You could kind of say this is the same as confessing sins…the stain of which remains constant, stored in our souls until we transfer that burden to a priest, who then transfers that to God who converts that energy into grace.

We carry these sort of burdens with us as we move through life, and we just hope that when that stored energy returns to us, it’s returned in ways that we can handle. The comeback is inevitable, and I just hope these spurts of depression or anger aren’t meant to be anything but spurts of energy just seeking a transfer.

So, what’s the point of all of this? I don’t know. I say it often, I’m never sure what my points are when I start writing…I just write. I let myself explore my thoughts as they come to me in order to hopefully make sense of them as they are written down and processed onto this website…and now podcast I guess. I find that speaking the words I write make me sound so much more intelligent at times. I mean…I think everyone feels that way when they actually plan out what it is they are going to say. But, honestly at the end of the day…I do this stuff to help myself remember how things are, so that if and when they are the same in the future I can read or listen to these posts and remember that I’ll get through the next thing too.

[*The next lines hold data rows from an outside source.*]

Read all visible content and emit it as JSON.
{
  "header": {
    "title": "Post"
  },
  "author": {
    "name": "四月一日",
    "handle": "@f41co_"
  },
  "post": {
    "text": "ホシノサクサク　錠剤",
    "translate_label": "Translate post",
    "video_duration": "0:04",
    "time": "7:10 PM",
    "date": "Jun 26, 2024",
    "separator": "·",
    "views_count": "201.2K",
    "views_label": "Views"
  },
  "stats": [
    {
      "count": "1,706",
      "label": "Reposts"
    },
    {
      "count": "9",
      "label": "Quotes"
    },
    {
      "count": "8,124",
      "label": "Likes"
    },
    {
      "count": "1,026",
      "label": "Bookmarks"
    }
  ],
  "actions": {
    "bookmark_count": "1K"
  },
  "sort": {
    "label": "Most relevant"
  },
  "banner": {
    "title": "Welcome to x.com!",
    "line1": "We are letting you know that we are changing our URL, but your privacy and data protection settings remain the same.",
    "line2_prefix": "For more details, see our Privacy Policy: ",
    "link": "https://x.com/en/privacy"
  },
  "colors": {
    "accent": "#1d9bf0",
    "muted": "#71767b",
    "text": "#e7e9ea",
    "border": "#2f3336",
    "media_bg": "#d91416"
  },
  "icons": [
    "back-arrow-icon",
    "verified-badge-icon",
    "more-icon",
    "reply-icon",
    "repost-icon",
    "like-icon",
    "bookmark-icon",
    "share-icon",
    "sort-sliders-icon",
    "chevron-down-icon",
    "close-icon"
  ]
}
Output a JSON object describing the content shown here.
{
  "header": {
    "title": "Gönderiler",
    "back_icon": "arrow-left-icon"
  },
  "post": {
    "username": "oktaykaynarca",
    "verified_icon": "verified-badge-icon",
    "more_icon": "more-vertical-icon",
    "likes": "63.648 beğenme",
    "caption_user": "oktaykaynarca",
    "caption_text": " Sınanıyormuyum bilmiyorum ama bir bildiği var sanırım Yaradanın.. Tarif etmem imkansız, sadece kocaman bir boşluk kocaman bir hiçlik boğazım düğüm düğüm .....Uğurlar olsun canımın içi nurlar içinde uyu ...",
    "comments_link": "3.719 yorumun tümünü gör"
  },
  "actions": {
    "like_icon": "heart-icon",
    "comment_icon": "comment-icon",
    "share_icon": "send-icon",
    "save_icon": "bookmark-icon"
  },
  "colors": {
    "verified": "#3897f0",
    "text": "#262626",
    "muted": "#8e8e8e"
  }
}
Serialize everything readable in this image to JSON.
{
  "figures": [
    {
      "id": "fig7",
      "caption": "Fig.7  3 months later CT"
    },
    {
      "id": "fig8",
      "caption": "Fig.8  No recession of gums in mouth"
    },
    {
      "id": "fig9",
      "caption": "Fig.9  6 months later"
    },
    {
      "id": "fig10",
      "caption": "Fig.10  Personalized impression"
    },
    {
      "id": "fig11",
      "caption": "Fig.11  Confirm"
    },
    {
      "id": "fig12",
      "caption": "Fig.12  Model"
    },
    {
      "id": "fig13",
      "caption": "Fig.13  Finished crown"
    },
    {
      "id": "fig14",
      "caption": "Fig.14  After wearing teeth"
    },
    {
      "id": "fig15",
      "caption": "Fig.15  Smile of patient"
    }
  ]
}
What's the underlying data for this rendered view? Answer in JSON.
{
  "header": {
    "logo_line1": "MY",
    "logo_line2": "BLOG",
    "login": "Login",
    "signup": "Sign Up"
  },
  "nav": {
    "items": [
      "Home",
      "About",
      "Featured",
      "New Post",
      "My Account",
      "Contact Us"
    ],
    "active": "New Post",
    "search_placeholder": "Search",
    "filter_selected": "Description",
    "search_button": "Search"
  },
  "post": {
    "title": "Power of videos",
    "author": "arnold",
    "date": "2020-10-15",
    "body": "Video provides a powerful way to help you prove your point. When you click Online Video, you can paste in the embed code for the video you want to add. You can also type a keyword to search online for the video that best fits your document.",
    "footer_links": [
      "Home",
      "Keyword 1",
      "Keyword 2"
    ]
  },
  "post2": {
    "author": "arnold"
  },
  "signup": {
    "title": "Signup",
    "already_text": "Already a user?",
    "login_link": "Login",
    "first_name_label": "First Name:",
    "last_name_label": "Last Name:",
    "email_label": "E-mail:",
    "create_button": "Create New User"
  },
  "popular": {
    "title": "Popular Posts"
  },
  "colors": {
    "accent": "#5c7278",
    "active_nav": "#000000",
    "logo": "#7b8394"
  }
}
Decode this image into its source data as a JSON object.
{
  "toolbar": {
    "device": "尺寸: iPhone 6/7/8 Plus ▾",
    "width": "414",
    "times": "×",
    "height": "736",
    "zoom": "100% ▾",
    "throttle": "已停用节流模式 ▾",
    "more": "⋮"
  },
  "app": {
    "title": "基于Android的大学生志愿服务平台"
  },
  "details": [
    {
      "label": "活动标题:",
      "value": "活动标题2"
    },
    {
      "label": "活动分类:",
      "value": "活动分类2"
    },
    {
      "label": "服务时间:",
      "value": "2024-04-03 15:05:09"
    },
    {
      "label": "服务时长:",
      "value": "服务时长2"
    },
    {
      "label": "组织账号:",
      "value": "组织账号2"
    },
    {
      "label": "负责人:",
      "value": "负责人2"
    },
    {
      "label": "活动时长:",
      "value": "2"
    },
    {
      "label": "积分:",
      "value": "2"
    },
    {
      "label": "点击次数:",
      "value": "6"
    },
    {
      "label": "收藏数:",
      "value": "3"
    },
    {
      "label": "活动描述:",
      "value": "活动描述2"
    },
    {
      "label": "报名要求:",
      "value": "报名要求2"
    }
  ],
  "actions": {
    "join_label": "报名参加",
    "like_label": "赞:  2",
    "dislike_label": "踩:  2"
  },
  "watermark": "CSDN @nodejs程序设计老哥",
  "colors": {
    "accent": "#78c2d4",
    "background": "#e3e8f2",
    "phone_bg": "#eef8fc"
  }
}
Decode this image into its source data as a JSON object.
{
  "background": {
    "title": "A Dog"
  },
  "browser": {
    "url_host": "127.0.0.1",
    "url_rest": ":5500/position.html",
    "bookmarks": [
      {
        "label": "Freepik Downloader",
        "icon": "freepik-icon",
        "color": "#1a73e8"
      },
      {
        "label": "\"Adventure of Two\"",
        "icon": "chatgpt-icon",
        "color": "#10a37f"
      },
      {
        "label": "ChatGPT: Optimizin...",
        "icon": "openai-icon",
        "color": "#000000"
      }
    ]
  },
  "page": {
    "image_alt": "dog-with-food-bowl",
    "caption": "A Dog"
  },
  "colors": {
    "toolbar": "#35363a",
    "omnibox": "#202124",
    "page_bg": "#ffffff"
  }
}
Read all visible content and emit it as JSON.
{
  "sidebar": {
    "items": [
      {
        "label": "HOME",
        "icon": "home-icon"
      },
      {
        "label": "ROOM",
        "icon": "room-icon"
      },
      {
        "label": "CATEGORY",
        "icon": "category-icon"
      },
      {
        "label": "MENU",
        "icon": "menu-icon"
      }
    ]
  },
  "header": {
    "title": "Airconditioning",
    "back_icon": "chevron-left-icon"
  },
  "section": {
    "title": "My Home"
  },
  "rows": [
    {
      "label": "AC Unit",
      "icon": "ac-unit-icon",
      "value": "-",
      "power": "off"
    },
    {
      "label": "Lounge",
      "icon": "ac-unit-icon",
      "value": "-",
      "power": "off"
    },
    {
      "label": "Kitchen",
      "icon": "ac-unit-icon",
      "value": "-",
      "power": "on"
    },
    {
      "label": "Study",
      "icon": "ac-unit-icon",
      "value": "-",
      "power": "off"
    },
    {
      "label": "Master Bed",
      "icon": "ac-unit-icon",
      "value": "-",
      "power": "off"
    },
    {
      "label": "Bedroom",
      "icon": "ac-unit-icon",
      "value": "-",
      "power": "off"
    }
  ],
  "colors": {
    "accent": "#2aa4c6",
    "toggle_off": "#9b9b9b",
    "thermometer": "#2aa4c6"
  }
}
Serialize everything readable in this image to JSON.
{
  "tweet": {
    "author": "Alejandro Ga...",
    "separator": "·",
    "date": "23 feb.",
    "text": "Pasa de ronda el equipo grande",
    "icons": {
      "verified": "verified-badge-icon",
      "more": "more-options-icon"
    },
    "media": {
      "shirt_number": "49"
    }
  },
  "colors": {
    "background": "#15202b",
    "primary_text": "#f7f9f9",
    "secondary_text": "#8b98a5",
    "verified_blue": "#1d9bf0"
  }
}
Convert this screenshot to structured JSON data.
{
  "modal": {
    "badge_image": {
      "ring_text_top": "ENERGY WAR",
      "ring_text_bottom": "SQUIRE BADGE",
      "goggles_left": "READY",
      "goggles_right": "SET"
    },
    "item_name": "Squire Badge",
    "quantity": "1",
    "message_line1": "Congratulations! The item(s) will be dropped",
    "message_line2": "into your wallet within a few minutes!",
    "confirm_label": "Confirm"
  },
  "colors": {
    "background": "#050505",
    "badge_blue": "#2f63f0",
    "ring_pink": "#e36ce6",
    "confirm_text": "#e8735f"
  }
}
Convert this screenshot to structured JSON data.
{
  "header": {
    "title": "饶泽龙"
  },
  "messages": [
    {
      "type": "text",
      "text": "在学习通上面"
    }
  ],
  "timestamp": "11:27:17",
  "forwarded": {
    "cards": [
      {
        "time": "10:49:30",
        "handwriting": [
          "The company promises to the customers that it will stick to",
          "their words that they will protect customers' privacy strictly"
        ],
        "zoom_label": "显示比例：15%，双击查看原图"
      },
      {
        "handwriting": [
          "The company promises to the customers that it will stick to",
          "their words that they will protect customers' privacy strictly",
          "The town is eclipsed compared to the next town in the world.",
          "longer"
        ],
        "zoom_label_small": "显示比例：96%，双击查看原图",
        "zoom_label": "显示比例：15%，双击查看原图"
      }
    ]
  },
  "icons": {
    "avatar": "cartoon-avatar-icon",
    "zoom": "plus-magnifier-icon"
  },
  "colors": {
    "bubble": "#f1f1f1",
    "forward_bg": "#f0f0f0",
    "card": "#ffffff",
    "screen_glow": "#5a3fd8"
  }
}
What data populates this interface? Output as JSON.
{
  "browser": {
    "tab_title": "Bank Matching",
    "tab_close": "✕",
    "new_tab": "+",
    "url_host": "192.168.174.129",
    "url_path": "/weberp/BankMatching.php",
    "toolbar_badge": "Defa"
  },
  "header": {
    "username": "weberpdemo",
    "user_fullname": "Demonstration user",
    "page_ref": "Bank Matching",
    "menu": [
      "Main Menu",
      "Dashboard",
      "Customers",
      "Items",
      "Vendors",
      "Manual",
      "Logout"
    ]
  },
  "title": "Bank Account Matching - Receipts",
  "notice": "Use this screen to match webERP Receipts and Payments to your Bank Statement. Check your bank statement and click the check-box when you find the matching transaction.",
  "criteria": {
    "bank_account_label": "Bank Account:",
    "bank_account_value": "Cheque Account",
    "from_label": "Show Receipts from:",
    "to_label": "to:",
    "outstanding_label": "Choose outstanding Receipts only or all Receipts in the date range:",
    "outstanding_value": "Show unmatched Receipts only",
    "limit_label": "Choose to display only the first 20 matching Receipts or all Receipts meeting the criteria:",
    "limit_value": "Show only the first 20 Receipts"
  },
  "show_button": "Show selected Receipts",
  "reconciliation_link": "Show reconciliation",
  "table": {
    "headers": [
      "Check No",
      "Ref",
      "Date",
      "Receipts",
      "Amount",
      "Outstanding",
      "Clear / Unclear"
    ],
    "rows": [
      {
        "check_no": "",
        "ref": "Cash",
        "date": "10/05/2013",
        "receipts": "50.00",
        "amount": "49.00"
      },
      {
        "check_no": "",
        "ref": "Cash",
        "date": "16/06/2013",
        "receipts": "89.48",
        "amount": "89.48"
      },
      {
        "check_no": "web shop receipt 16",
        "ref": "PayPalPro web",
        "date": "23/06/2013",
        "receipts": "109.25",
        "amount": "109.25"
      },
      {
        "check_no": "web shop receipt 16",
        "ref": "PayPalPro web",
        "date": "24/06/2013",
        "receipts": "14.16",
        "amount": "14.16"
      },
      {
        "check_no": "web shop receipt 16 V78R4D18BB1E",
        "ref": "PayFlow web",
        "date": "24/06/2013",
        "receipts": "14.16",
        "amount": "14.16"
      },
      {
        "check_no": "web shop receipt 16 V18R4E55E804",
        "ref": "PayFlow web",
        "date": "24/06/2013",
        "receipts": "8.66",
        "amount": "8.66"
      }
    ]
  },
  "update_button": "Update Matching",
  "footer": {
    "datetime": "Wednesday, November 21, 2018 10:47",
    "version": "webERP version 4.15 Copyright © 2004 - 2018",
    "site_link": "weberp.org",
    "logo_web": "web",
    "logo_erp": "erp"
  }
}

My whole life has felt like a wasted opportunity…I look back on so much regret and just wish I had started this process of giving my thoughts a true voice sooner. Talking, even though I’m decently introverted, brings me contentment…maybe even makes me happy. I enjoy this process…I wish I could speak on other things…but lately these types of entries are all that speak to me. And you know what? That’s OK. I want to do it…and frankly…I need to as well.